Decided On February 21, 1945
HAFASJI IBRAHIM Appellant
V/S
MANGALGIRJI MATHURAGIRJI Respondents

JUDGEMENT

(1.) ON June 10, 1942, a decree was passed in favour of the opponent against the petitioners by the Court of the Extra Avalkarkun at Godhra under Section 19 of the Mamlatdars' Courts Act ordering the petitioners to hand over possession of the suit lands to the opponent. ON June 29, 1942, the petitioners applied to the Collector of Broach and Panchmahals, Godhra, in revision under Section 23 of the Mamlatdars' Courts Act. ON October 7, 1942, the original defendant died, and on January 5, 1943, the present petitioners applied to bring themselves on record as the heirs of the original defendant. ON November 26, 1943, the Collector issued notice to the parties for the hearing of the revisional application. ON December 15, 1943, the matter came before the Assistant Collector and he took the view that the revisional application had abated inasmuch as the petitioners had not applied to bring themselves on record within one month of the death of the original defendant, and on that ground he held that the application was barred and rejected it. It is from this order of the learned Assistant Collector that this revisional application has been preferred.

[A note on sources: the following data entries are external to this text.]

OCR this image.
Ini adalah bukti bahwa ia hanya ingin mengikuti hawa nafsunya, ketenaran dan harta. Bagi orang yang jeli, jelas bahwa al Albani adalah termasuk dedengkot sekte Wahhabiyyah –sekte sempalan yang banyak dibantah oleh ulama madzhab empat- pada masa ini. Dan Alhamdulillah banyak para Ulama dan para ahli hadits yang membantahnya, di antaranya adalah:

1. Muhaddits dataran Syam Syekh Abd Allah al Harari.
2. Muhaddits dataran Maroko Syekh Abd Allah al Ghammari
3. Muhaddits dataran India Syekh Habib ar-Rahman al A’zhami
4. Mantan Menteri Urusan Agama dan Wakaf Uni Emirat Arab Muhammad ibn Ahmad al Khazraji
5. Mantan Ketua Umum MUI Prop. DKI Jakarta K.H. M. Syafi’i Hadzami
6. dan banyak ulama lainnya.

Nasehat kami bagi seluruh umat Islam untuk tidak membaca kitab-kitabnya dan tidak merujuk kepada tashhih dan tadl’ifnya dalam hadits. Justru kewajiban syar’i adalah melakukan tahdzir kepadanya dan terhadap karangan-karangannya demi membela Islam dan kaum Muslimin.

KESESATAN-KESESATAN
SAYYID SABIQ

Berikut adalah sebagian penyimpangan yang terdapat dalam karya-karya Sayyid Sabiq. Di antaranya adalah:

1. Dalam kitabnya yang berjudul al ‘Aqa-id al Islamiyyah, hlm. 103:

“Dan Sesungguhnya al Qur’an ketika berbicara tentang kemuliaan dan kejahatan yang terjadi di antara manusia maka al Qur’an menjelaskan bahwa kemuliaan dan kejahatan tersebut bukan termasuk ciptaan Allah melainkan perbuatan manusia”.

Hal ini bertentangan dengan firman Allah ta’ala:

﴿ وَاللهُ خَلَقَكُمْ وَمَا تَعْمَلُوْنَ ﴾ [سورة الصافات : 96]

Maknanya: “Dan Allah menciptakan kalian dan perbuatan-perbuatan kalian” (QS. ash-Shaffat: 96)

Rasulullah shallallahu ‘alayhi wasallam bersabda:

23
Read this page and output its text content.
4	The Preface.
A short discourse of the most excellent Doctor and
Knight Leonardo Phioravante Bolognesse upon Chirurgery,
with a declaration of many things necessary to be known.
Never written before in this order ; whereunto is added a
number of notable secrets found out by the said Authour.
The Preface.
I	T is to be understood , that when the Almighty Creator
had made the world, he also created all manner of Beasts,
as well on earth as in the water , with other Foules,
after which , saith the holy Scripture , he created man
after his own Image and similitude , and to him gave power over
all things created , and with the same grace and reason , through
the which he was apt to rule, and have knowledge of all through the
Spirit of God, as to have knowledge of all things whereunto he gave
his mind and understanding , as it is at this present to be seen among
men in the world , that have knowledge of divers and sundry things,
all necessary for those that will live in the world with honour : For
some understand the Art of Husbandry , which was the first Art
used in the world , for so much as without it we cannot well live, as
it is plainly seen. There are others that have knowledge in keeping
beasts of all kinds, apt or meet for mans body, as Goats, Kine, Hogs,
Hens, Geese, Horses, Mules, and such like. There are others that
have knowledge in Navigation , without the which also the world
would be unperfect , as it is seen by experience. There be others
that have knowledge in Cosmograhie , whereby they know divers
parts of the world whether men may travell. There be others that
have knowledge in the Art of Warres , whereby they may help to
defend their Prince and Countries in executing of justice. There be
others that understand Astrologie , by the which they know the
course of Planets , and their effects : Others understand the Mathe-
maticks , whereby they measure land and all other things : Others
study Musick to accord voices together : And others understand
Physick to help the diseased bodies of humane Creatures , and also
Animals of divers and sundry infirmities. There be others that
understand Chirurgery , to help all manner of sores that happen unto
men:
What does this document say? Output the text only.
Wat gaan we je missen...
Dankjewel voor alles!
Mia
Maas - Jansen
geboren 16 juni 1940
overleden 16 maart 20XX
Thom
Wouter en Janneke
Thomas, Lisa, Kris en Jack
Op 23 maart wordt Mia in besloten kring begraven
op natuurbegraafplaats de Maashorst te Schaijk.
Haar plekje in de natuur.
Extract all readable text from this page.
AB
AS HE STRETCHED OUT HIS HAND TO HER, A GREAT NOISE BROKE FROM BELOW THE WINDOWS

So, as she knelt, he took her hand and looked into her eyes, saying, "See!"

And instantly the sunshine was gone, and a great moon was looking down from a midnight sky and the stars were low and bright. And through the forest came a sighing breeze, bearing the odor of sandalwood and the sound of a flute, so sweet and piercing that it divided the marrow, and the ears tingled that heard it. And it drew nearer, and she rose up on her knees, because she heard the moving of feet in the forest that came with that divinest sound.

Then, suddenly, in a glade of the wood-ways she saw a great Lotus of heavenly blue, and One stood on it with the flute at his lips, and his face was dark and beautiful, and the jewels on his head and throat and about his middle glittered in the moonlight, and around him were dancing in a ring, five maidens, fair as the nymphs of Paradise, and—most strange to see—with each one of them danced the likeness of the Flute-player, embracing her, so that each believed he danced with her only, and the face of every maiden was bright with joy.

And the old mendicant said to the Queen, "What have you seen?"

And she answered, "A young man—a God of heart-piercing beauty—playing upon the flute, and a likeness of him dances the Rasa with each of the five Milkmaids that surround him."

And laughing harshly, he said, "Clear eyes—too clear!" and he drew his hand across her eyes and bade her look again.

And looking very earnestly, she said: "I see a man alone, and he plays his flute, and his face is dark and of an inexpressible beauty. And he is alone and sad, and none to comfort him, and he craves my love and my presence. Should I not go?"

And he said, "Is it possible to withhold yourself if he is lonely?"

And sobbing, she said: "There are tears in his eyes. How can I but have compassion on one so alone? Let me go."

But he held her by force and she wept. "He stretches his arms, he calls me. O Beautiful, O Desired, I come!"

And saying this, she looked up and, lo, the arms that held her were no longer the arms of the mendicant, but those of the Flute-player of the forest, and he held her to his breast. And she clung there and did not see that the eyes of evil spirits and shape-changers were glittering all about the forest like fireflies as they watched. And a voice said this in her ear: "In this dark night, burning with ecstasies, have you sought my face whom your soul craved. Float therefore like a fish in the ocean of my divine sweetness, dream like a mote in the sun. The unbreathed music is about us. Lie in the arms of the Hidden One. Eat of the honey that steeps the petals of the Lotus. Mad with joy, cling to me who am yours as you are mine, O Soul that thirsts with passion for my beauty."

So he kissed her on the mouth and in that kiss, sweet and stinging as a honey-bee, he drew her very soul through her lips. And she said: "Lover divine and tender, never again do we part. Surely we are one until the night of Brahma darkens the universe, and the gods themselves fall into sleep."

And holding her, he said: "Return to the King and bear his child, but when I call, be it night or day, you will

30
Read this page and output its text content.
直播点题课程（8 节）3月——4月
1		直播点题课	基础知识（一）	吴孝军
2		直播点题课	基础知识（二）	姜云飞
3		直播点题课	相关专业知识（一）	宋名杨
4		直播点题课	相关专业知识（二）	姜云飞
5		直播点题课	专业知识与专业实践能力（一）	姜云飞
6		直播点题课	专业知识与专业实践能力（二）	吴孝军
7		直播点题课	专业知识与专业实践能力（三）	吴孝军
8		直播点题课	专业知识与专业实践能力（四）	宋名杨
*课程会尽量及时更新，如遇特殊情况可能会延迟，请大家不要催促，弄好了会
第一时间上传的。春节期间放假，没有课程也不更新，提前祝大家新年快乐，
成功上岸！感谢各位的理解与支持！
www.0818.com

(2.) NOW Section 18, Sub-clause (3), of the Mamlatdars' Courts Act, provides that in case of the death of any party, while the suit is pending before him, if application is made within one month of such death, the Mamlatdar shall determine summarily who is the legal representative of the deceased party and shall enter on the record the name of such representative; and if no such application is made, the suit shall abate. Section 23, Sub-clause (I), provides that there shall be no appeal from any order passed by a Mamlatdar under the Mamlatdars' Courts Act; but Sub-clause (2) of that section gives revisional powers to the Collector. There is no provision in the Act for bringing on record the heirs of the applicant in a revisional application in the event of the applicant dying nor is there any provision for the abatement of the revisional application on the death of the applicant. In Ganpatram Jebhai v. Ranchhod Haribhai (1892) I. L. R. 17 Bom. 645 Mr. Justice Fulton and Mr. Justice Telang held that under the provisions of the then Mamlatdars' Courts Act (III of 1876), if a party to a suit pending before the Mamlatdar's Court died the suit abated and the heirs of the deceased party could not intervene to proceed with the suit; and Mr. Justice Fulton took the view that as the object of the Act was to provide speedy and temporary relief it was thought inexpedient to make any provision for the continuance of a suit on the death of one of the parties. After this decision was given, the Mamlatdars' Courts Act has been amended; and as I have just pointed out, Sub-clause (3) of Section 18 now provides for the continuance of the suit on the death of a party to the suit pending before the Mamlatdar's Court.

(3.) THE learned Assistant Collector took the view-and rightly-that there was no specific provision under the Mamlatdars' Courts Act with regard to the abatement of pending revisional applications before the Collector. But he proceeded on a rather curious reasoning that because the period of one month was given in the case of a party to the suit dying for the heirs to be brought on record, therefore a similar time-limit must be imposed in the case of a revisional application. You cannot surely bar litigants' applications or suits by analogy. THE learned Assistant Collector then went on to say that as the application in this case was made nearly three months after the death of the original defendant, the application was time-barred and he would not hear the application on its merits and rejected the application. Now, in my opinion, the learned Assistant Collector was definitely wrong in coming to the conclusion that the limitation for the revisional application before him was one month, and he acted with material irregularity in refusing to exercise his jurisdiction to hear the revisional application pending before him on the ground that the application was barred by limitation. It was open to him to take the view that under all the circumstances of the case he would not exercise his inherent power under Section 151 of the Civil Procedure Code to bring the heirs of the applicant on record and that he would not proceed with the application, the applicant being dead. But that is not what he has done. He has refused to hear the application merely because, according to him, it is barred by limitation, which in my opinion clearly is not.